A flash of bright white light. ‘Don’t walk into the light,’ that little voice in his head warned him.
‘Am I dead?’ he asked himself trying to catch his breath. It was like he was being choked. He gasped for air.
That sharp ring again.
He jolted out of that nightmare in time to catch the ending of the second ring of his alarm. He was drenched in sweat. His chest heavy. He felt like he had just crossed the finish line of a marathon.
‘These damn dreams,’ he said throwing his hands towards the ceiling.
This was one of those slow days. Time seems to be just crawling by. It seemed like he had been at the office for centuries now.
He fidgeted with his pen. Being in the tropics at this time of the year was like being in an oven. The temperatures had soared. The inefficient air conditioning only made things worse. How he wished for winter at such moments.
He adjusted his tie lower. Unbuttoning the his shirt. He had hung his coat a few hours back. The sweating had not stopped. The boredom was getting worse.
He was getting hungry now. He should have accepted that offer for breakfast. Poor decisions.
Lying face up he stared blankly at the ceiling. His one bedroom apartment was modest for a bachelor. The neighborhood in Mwiki, Kasarani was nothing affluent. But what else was expected of a guy on his first gig as a P.A.
The house needs new furniture. A television would go a long way in providing some entertainment. The warmth of woman would also be welcome. Home cooked meals probably. Thoughts racing through his mind.
He slowly dragged himself out of bed. Another day in the endless rat race.
‘Boss, ongeza pesa,’ the tout was arguing with an old man.
‘Kwani si ulisema gari ni fifty?’ the old man asked.
‘Zae gari ni seventy,’ the tout answered.
The old man was seated a few seats in front of him. The white hair on his head was clearly visible from where he was seated. He chose to ignore the ensuing scuffle. He looked outside his window.
‘Mshukishe gari kama hana pesa,’ some of the passengers shouted angrily.

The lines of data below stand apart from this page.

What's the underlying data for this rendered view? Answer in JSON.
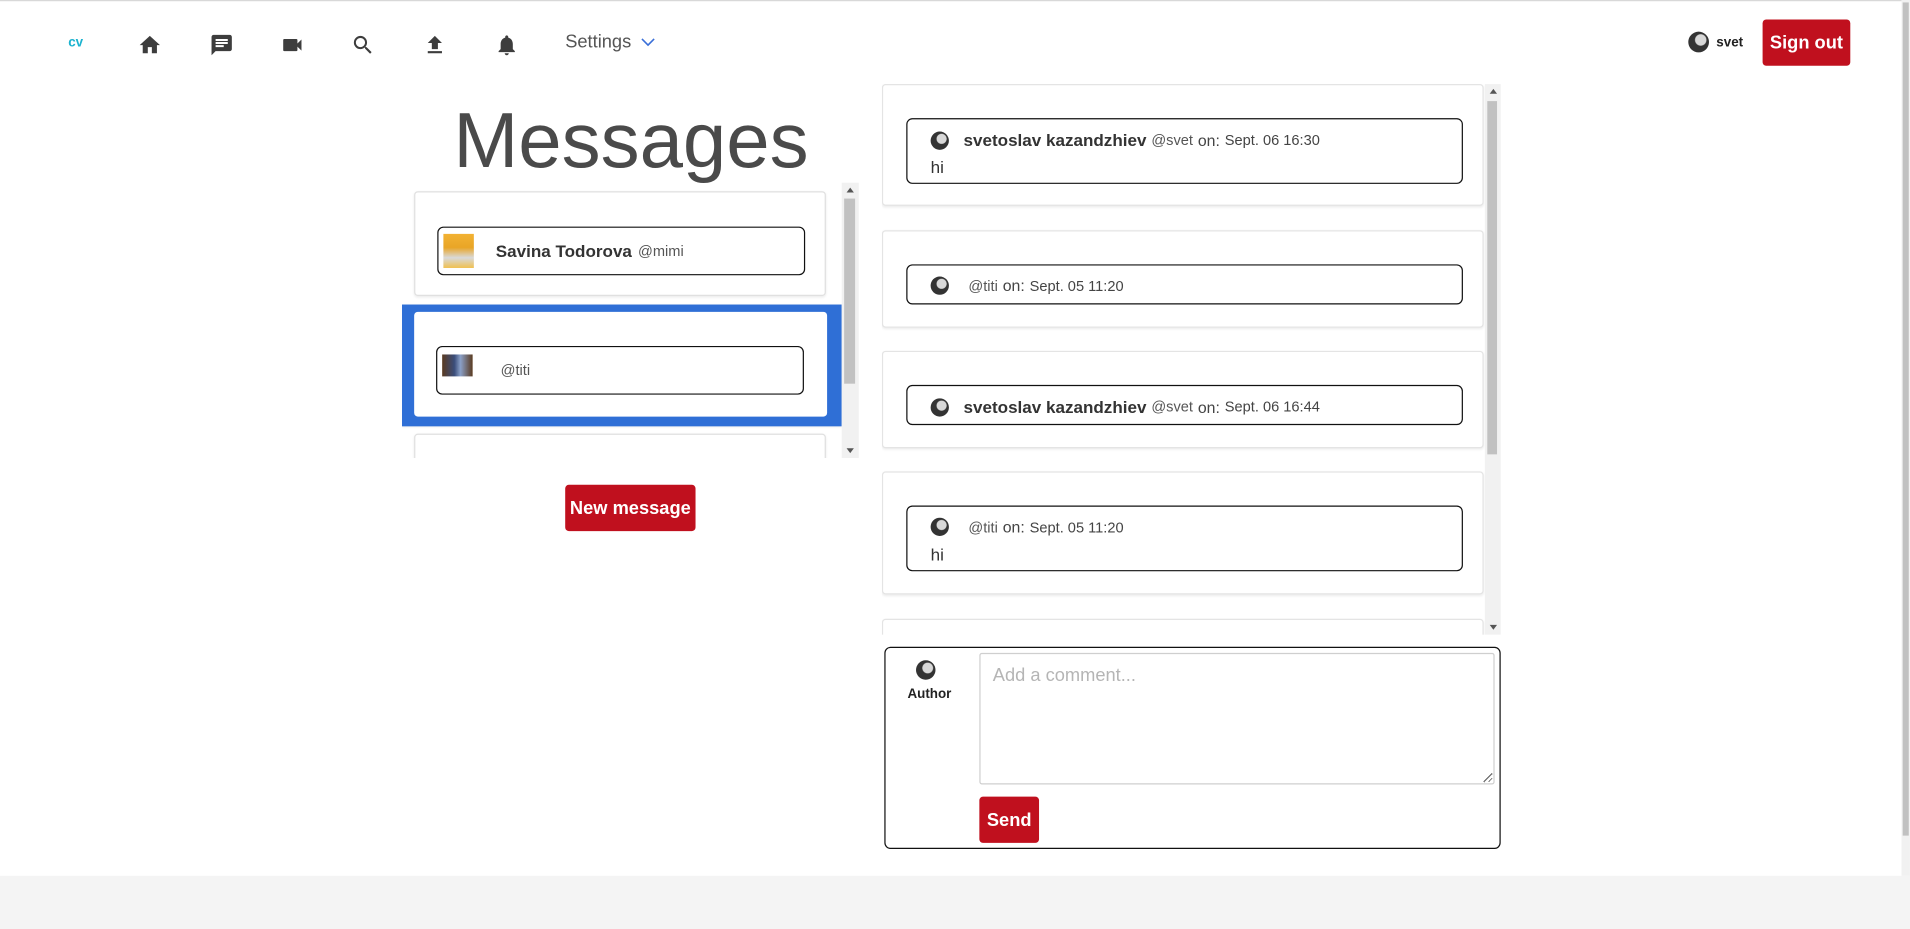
{
  "nav": {
    "logo": "cv",
    "icons": [
      "home-icon",
      "chat-icon",
      "video-icon",
      "search-icon",
      "upload-icon",
      "bell-icon"
    ],
    "settings_label": "Settings",
    "user_name": "svet",
    "sign_out_label": "Sign out"
  },
  "page": {
    "title": "Messages"
  },
  "conversations": [
    {
      "name": "Savina Todorova",
      "handle": "@mimi",
      "active": false
    },
    {
      "name": "",
      "handle": "@titi",
      "active": true
    }
  ],
  "new_message_label": "New message",
  "messages": [
    {
      "author": "svetoslav kazandzhiev",
      "handle": "@svet",
      "on": "on:",
      "time": "Sept. 06 16:30",
      "body": "hi"
    },
    {
      "author": "",
      "handle": "@titi",
      "on": "on:",
      "time": "Sept. 05 11:20",
      "body": ""
    },
    {
      "author": "svetoslav kazandzhiev",
      "handle": "@svet",
      "on": "on:",
      "time": "Sept. 06 16:44",
      "body": ""
    },
    {
      "author": "",
      "handle": "@titi",
      "on": "on:",
      "time": "Sept. 05 11:20",
      "body": "hi"
    }
  ],
  "comment": {
    "author_label": "Author",
    "placeholder": "Add a comment...",
    "send_label": "Send"
  },
  "colors": {
    "accent": "#c0101e",
    "selected": "#2f6fd6",
    "logo": "#1bb3cf"
  }
}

The traffic jam was building. The pace the bus was snaking through the jam getting slower with each inch.
‘What is wrong with our society today?’ He could not help but wonder remembering the old man. ‘Are we all just too individualistic?’ ‘Effects of capitalism, for sure.’ Man eat man society. ‘Or did that guy think his age would allow him to get away with it?’

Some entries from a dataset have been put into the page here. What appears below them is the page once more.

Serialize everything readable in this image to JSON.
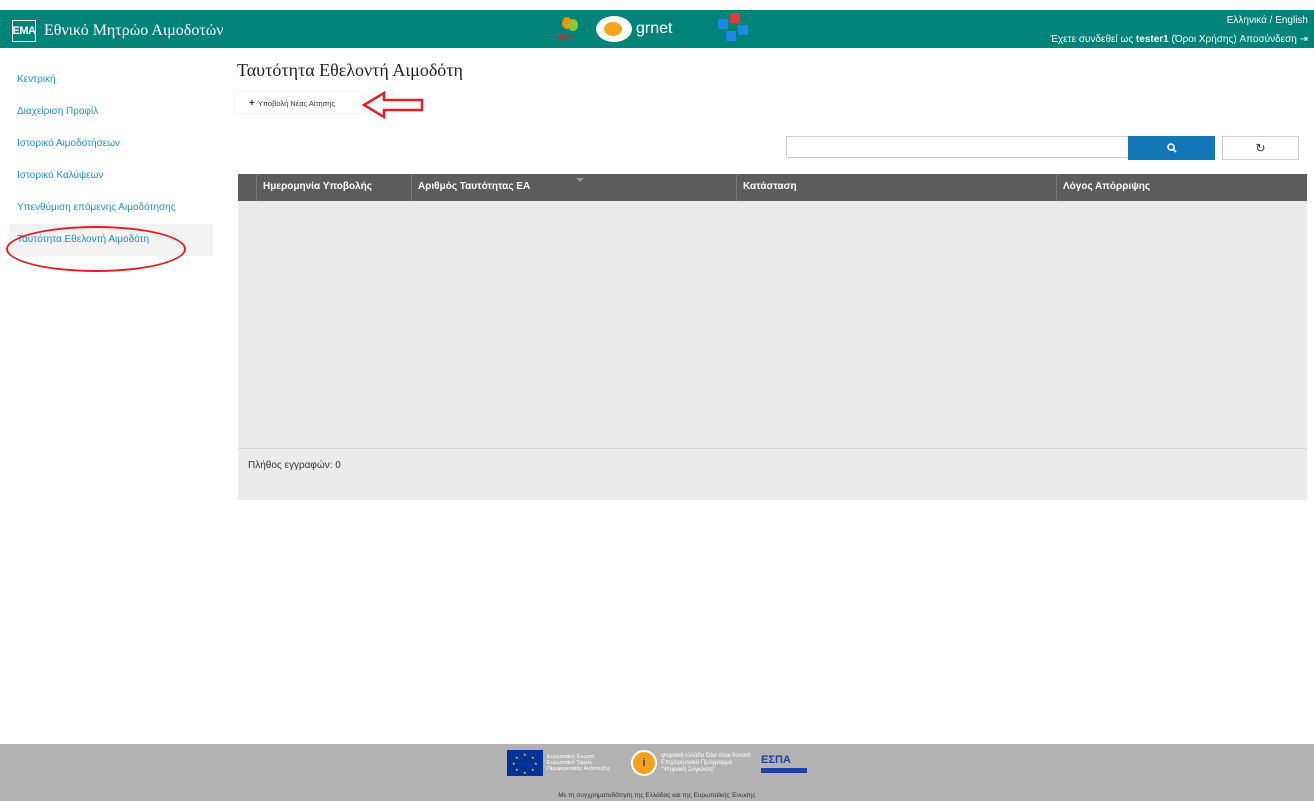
{
  "header": {
    "logo_text": "ΕΜΑ",
    "title": "Εθνικό Μητρώο Αιμοδοτών",
    "partner_logos": [
      "ekea-logo",
      "grnet-logo",
      "cross-logo"
    ],
    "grnet_text": "grnet",
    "ekea_text": "ΕΚΕΑ",
    "language_links": "Ελληνικά / English",
    "session_prefix": "Έχετε συνδεθεί ως",
    "username": "tester1",
    "terms_link": "(Όροι Χρήσης)",
    "logout_link": "Αποσύνδεση"
  },
  "sidebar": {
    "items": [
      {
        "label": "Κεντρική"
      },
      {
        "label": "Διαχείριση Προφίλ"
      },
      {
        "label": "Ιστορικό Αιμοδοτήσεων"
      },
      {
        "label": "Ιστορικό Καλύψεων"
      },
      {
        "label": "Υπενθύμιση επόμενης Αιμοδότησης"
      },
      {
        "label": "Ταυτότητα Εθελοντή Αιμοδότη"
      }
    ],
    "active_index": 5
  },
  "main": {
    "page_title": "Ταυτότητα Εθελοντή Αιμοδότη",
    "new_request_button": "Υποβολή Νέας Αίτησης",
    "search_placeholder": "",
    "reset_icon": "↻",
    "grid": {
      "columns": [
        "Ημερομηνία Υποβολής",
        "Αριθμός Ταυτότητας ΕΑ",
        "Κατάσταση",
        "Λόγος Απόρριψης"
      ],
      "rows": [],
      "record_count": "Πλήθος εγγραφών: 0"
    }
  },
  "footer": {
    "eu_text": "Ευρωπαϊκή Ένωση Ευρωπαϊκό Ταμείο Περιφερειακής Ανάπτυξης",
    "digital_text": "ψηφιακή ελλάδα Όλα είναι δυνατά Επιχειρησιακό Πρόγραμμα \"Ψηφιακή Σύγκλιση\"",
    "espa_text": "ΕΣΠΑ",
    "caption": "Με τη συγχρηματοδότηση της Ελλάδας και της Ευρωπαϊκής Ένωσης"
  },
  "colors": {
    "header_bg": "#00847a",
    "link": "#1e90c8",
    "annotation_red": "#e31e24",
    "search_button": "#1177b7",
    "grid_header": "#5c5c5c"
  }
}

The hooting of a car and the sudden stop of the bus took him back to the activities outside. The number of cars had built up. It was now a snail pace forward.
They had said that this Thika Superhighway would ease up traffic snarl ups. It was hard to really tell if things were any better now. ‘Fuck bureaucracy,’ he said in a murmur.
‘Are you done with the paperwork?’ His boss asked a little agitated.
‘No sir,’ he answered.
‘Hope you have not forgotten that the deadline is this coming monday,’ his boss said.
‘I am well aware of it,’ James replied.
‘I would really love if you made it a priority,’ his boss said. He made a hand gesture to signal he was dismissed.
‘Should I do it or not? What if we get caught?’ He asked himself as he headed back to his desk.
‘Would you like anything for breakfast?’ Sheila asked from across the office.
‘No, I am fine, thank you,’ he answered looking up from the paperwork he was sifting through.
‘Okay, fine’ she said walking out.
He stared at her behind. ‘I should hit that sometime,’ he could not help but think. No set time frame.
He sized them up for a brief moment.
‘Yes I am. Who would like to know,’ he answered.
‘We are officers from the anti-fraud unit. We would like to ask you some questions. Please come with us,’ one of them said, flashing his badge.